5 innovations to make cities smarter
IBM has unveiled a list of innovations that have the potential to change how people live, work and play in cities around the globe over the next five to ten years.
- By Rutrell Yasin
- Dec 23, 2009
IBM has unveiled a list of innovations that have the potential to change how people live, work and play in cities around the globe in the next decade.
An estimated 60 million people are moving to cities and urban areas each year – more than 1 million every week. IBM’s fourth annual “Next Five in Five” report focuses on cities because the world is experiencing unprecedented urbanization, IBM officials said.
Last year, the planet reached an important milestone: For the first time in history, the majority of the world’s population resided in cities, according to IBM.
Cities must address increasing populations and deteriorating infrastructure. IBM is working with cities worldwide to make them smarter so they can sustain growth, officials said. In the next five years, by infusing intelligence into them, cities will change in the following ways.
Cities will have healthier immune systems
Scientists will give city officials, hospitals, schools and workplaces the tools to better detect, prepare for and prevent infections, such as the H1N1 virus or seasonal influenza. A “health Internet” will emerge, through which anonymous medical information, contained in electronic health records, will be securely shared to curtail the spread of disease and keep people healthier, IBM officials said.
IBM is working with organizations worldwide, such as the Nuclear Threat Initiative's Global Health and Security Initiative and the Middle East Consortium on Infectious Disease Surveillance, to standardize methods for sharing health information and analyzing infectious disease outbreaks, said Bill Pulleyblank, a vice president at IBM.

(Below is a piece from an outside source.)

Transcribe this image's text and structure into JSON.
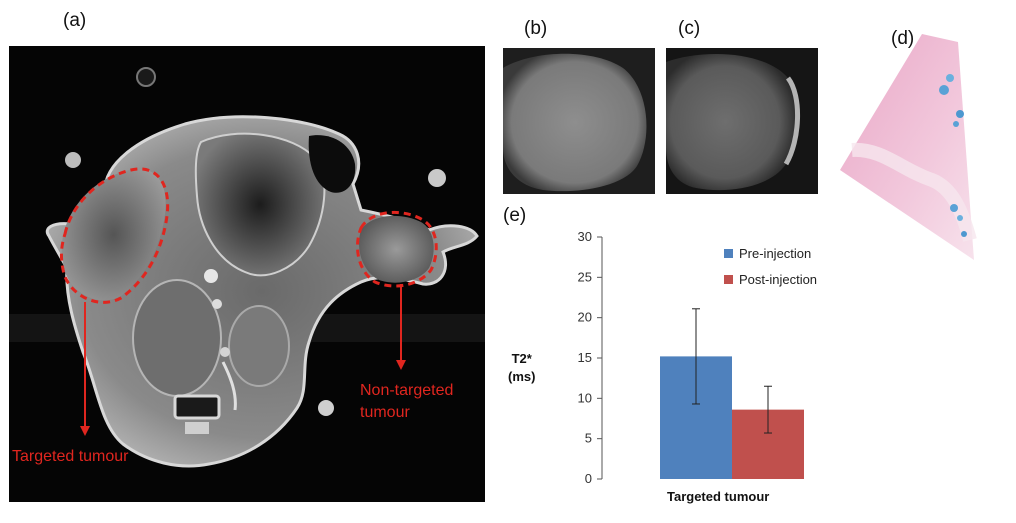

City buildings will sense and respond like living organisms
Today, many of the systems that constitute a building – heat, water, sewage, electricity, etc. – are managed independently. In the future, the technology that manages facilities will operate like a living organism that can sense and respond quickly to incidents and save resources. Thousands of sensors in buildings will monitor everything from motion and temperature to humidity, occupancy levels and light.
Some buildings are already showing signs of intelligence by reducing energy use and improving operational efficiency. For example, the General Services Administration has deployed software from Tridium to connect infrastructure in three older buildings in Chicago, said Marc Petock, global marketing and communications vice president at Tridium, during a recent briefing called “Designing Government Buildings for the 21st Century.”
GSA officials wanted a centralized facility management system that authorized individuals could access. By deploying the software, GSA now has an intelligent, connected infrastructure and is saving 10 to 15 percent on energy consumption.
Cars and city buses will run on empty
Increasingly, cars and city buses will run on alternative fuels. Vehicles will begin to run on new battery technology that won’t need to be recharged for days or months at a time, depending on how often you drive. IBM scientists and partners are working to design new batteries that will make it possible for electric vehicles to travel 300 to 500 miles on a single charge, up from the 50 to 100 miles currently possible. Also, smart grids in cities could enable cars to be charged in public places and use renewable energy, such as wind power, for charging so they no longer rely on coal-powered plants.
Smarter systems will quench cities’ thirst for water and save energy
Cities will install smart sewer systems that prevent run-off pollution in rivers and lakes and purify water to make it drinkable. Advanced water purification technologies will help cities recycle and reuse water locally, reducing the energy used to transport water by as much as 20 percent, Pulleyblank said. Interactive meters and sensors will be integrated into water and energy systems so residents can get accurate information about their water consumption.
Cities will respond to crises before receiving an emergency phone call
Law enforcement agencies will turn to mathematics and analytics to evaluate the right information at the right time so public servants can take proactive measures to head off crime. Fire departments will begin using software that could help prevent fires from happening in the first place.
The Fire Department of the City of New York has selected IBM to build a state-of-the-art system for collecting and sharing data in real time to potentially prevent fires while protecting rescuers. FDNY's new Coordinated Building Inspection and Data Analysis System will use business intelligence technologies, including predictive modeling and advanced data analytics, to anticipate fire exposures and analyze possible impacts, Pulleyblank said.
Rutrell Yasin is is a freelance technology writer for GCN.